All interior doors are automatic, operated by tread-mats. This will help passengers with luggage, parents with small children, and catering staff taking refreshments along the train.
Seats are of a new design, and for the first time the second-class cars have carpets.
The coaches are easily convertible to give different interior seating layouts and formations. Two basic forms have been built for the prototype train: second open (72 seats) and first open (48 seats).
This concept has been made possible by technological developments carried out by the Railways Board's Technical Centre, which occupies a site of 20 acres at Derby, and is among the world's best, if not the best, of its kind.
The APT is being developed as a high performance train capable of running at up to 155 mph on existing track. The capital cost will therefore be mainly that of the train, and no expensive modifications are necessary to the fixed installations of the railway system. The average speed between city centres will be lifted to the 100 mph range.

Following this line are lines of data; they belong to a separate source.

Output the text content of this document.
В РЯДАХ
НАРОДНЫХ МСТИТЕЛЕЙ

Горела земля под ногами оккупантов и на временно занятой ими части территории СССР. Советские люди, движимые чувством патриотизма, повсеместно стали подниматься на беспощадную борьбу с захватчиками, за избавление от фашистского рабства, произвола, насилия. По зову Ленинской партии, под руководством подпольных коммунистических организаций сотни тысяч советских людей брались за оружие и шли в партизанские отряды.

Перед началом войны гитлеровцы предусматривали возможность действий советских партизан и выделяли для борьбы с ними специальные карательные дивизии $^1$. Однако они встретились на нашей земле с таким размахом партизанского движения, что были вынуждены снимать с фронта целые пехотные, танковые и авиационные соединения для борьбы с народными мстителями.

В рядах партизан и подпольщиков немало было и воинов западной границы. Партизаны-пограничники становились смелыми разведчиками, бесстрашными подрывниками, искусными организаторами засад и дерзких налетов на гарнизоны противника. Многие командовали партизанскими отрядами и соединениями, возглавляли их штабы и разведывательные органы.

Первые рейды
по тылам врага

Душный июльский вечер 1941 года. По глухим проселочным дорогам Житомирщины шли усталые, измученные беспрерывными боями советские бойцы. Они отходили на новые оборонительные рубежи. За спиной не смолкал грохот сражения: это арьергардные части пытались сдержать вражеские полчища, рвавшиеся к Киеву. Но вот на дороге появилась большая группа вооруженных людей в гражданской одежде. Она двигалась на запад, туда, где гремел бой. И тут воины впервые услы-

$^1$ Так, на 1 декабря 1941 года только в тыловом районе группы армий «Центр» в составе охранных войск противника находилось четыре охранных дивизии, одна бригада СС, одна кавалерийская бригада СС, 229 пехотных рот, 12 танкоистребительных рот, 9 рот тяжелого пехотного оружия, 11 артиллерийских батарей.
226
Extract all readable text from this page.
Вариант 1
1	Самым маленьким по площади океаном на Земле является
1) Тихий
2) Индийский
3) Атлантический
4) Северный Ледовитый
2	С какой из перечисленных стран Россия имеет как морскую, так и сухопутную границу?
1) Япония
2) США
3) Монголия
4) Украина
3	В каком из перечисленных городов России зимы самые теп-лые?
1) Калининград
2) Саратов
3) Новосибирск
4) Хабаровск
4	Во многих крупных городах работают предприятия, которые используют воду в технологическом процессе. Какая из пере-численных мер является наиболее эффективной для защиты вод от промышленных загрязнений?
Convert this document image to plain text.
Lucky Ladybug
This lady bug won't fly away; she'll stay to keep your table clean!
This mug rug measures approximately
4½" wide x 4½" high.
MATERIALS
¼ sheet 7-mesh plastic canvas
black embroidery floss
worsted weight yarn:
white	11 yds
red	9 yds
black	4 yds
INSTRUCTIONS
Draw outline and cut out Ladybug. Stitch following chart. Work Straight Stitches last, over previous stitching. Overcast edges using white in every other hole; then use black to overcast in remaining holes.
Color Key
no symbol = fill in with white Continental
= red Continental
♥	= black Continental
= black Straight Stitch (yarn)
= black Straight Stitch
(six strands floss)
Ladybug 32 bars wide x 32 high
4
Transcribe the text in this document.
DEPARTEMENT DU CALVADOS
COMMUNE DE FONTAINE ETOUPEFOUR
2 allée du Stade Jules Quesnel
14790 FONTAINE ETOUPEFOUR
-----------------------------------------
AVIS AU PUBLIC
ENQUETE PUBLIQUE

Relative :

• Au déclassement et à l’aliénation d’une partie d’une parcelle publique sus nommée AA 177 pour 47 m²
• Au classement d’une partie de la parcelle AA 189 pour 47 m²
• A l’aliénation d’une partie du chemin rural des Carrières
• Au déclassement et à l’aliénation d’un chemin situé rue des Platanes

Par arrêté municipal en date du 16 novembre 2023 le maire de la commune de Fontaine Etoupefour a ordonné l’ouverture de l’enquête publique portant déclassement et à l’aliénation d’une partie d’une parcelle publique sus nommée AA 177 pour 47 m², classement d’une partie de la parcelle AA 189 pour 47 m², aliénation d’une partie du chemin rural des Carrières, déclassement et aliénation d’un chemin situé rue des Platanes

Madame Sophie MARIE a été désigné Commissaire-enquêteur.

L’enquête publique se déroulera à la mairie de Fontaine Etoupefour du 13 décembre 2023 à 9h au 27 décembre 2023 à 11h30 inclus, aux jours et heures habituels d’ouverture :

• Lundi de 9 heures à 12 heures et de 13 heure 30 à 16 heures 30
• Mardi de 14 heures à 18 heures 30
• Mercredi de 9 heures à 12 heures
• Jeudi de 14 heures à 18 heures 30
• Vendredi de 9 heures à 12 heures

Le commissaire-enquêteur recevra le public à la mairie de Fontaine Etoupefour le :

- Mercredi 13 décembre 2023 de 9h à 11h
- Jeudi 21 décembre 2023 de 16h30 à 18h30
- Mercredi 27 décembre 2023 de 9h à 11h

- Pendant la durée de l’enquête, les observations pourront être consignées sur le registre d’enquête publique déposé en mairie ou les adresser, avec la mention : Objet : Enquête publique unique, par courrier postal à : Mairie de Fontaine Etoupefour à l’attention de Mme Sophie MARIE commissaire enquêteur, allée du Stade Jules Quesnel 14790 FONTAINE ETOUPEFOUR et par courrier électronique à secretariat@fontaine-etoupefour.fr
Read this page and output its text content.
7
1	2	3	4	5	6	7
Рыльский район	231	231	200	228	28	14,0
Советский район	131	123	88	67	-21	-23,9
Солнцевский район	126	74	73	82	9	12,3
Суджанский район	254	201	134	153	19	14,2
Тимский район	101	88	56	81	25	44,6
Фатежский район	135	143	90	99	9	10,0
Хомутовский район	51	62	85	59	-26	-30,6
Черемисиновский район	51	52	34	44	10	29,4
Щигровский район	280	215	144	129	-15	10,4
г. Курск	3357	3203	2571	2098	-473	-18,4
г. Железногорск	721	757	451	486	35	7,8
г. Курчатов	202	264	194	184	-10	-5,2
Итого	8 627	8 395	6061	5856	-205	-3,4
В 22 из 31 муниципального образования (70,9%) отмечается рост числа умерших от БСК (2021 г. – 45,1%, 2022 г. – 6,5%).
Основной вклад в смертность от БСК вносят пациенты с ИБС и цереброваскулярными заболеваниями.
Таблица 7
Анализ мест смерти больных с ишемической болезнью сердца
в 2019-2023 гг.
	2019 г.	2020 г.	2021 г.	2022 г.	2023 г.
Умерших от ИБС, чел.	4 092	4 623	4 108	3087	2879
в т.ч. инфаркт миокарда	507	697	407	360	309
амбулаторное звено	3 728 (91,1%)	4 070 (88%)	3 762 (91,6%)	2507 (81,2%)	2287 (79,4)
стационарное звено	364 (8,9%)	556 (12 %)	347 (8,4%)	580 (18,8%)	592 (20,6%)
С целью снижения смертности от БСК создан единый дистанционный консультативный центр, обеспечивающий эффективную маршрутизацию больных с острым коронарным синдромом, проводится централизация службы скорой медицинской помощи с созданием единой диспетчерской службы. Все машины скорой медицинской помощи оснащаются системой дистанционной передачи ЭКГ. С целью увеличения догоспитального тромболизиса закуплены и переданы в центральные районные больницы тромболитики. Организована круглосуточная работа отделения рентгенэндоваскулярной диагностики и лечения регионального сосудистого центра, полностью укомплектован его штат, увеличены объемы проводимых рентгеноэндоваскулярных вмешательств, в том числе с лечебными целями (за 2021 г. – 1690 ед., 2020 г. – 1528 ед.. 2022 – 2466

The APT embodies lightweight construction and refined aerodynamic shape. The important technical feature is, however, a unique suspension system which has been designed to enable the train to negotiate curves in complete safety and with no discomfort to the passengers at speeds up to 50% faster than those of conventional trains.
The essence of the APT concept is that a substantial improvement in performance can be obtained immediately with the employment of new vehicles, without doing anything to the track. When track and signalling are improved it will be possible to gain still further improvement in performance without doing anything to the vehicles. This seems to British Rail to be the right approach, both technically and economically.
An experimental APT powered by gas turbines is already testing the systems which will go into the prototype electric version. This will go into service in the late 70s, beginning on the West Coast main line between London and Glasgow.
British Rail knows that the market for such a product is a substantial one, and is confident that the launching of the APT will ensure a continuing commercial success for the rail passenger business and a continuing travel improvement for the customer.
The forerunners of the two fleets of trains designed to boost British Rail's Inter-City traffic.
On the left the prototype of the 125 mile/h (200 km/h) diesel powered High Speed Train. On the right the experimental 155 mile/h (250 km/h) Advanced Passenger Train.